Root Issues in the Context of DID

Loneliness, self-hatred, self-contempt, self-abandonment, self-betrayal….

Healing and integration of multiple alternate personalities has been complete in me for about a year and I have been establishing a foundation for the new, integrated personality I am enjoying. While I am stronger, yet there are times when I struggle with uncertainty about who I am. Not as a multiple but simply as a person. I second guess myself and have difficulty in making decisions. After making the decision I still feel uncertain about what I decided. If I made what appeared to be a wrong choice I would be so overwhelmed with shame and disappointment in myself that my focus on my Beloved Lord was interrupted for days.

By chance (Is there such a thing?) I came upon information about inner vows and bitter root judgments that turned a light on for me. For some reason I associated inner vows and bitter root judgments with how I saw other people but didn’t apply that criticism to myself. So I was castigating myself bitterly. That was long ago but I had never renounced those inner vows so they were still at work.

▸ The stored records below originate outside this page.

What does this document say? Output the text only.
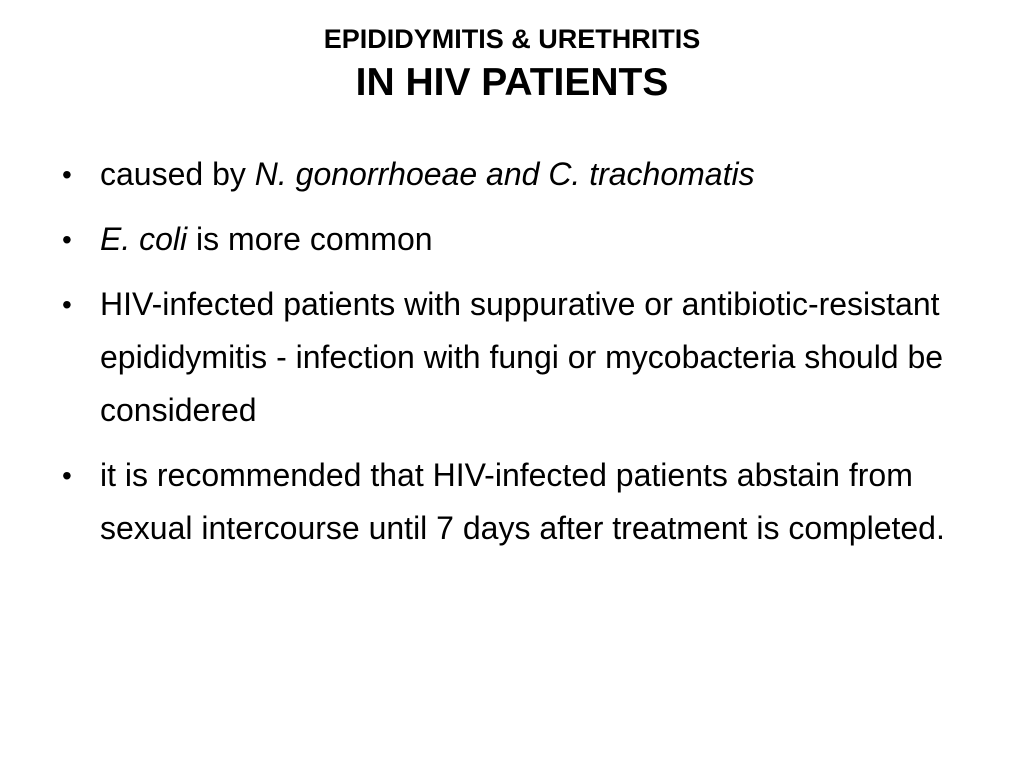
EPIDIDYMITIS & URETHRITIS
IN HIV PATIENTS
• caused by N. gonorrhoeae and C. trachomatis
• E. coli is more common
• HIV-infected patients with suppurative or antibiotic-resistant epididymitis - infection with fungi or mycobacteria should be considered
• it is recommended that HIV-infected patients abstain from sexual intercourse until 7 days after treatment is completed.
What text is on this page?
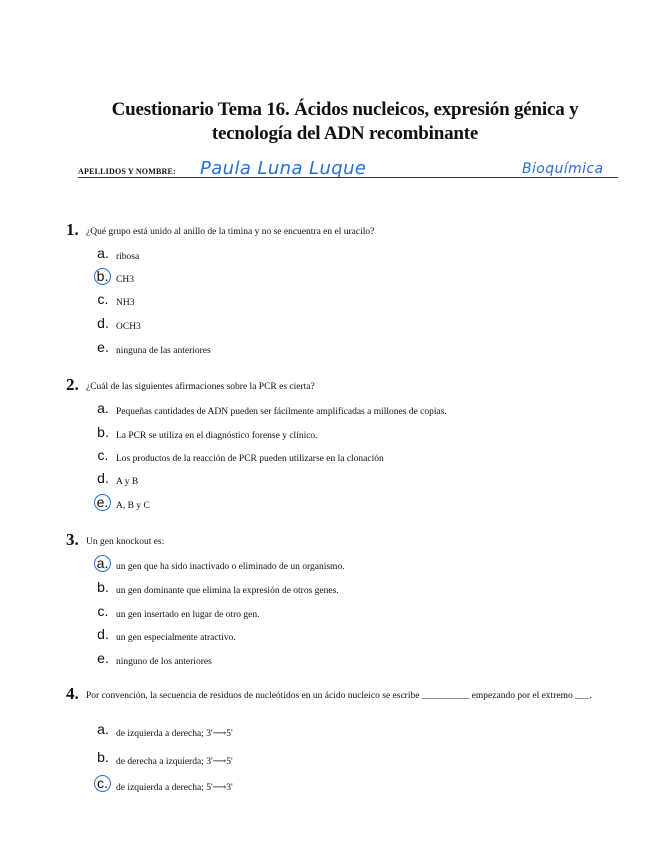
Cuestionario Tema 16. Ácidos nucleicos, expresión génica y
tecnología del ADN recombinante
APELLIDOS Y NOMBRE: Paula Luna Luque	Bioquímica
1. ¿Qué grupo está unido al anillo de la timina y no se encuentra en el uracilo?
a. ribosa
b. CH3
c. NH3
d. OCH3
e. ninguna de las anteriores
2. ¿Cuál de las siguientes afirmaciones sobre la PCR es cierta?
a. Pequeñas cantidades de ADN pueden ser fácilmente amplificadas a millones de copias.
b. La PCR se utiliza en el diagnóstico forense y clínico.
c. Los productos de la reacción de PCR pueden utilizarse en la clonación
d. A y B
e. A, B y C
3. Un gen knockout es:
a. un gen que ha sido inactivado o eliminado de un organismo.
b. un gen dominante que elimina la expresión de otros genes.
c. un gen insertado en lugar de otro gen.
d. un gen especialmente atractivo.
e. ninguno de los anteriores
4. Por convención, la secuencia de residuos de nucleótidos en un ácido nucleico se escribe __________ empezando por el extremo ___.
a. de izquierda a derecha; 3'⟶5'
b. de derecha a izquierda; 3'⟶5'
c. de izquierda a derecha; 5'⟶3'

Over-the-top anger, guilt, anxiety can be a warning flag. Responses that are too strong for a given situation are indications that inner vows may be at work.

I can remember confiding in my grandmother something that I asked her not to share. But she promptly announced my secret to the rest of the family and I was chagrined. I promised myself that I wouldn’t share secrets with anyone ever again. I kept the vow but experienced the loneliness of alienation.

To break those vows is easy enough. Simply confess your self-hatred to Jesus and repent for regarding yourself as less than worthy. Jesus died not only for all people, He died just for you. And His precious Blood reaches deeper than the stain of sin has gone. Break the cords that bind you to the vows and ask Jesus to set you free and cauterize the ends so they don’t bleed out.

I was surprised at the new freedom I gained in relationship with my sweet Holy Spirit – a new confidence in Him, a more intense focus on His love and acceptance of me. He was there all the time but I couldn’t receive His love because of my attitude of self-condemnation.

Romans 8:1-2 Bible (AMP) Therefore there is now no condemnation [no guilty verdict, no punishment] for those who are in Christ Jesus [who believe in Him as personal Lord and Savior]. 2 For the law of the Spirit of life [which is] in Christ Jesus [the law of our new being] has set you free from the law of sin and of death.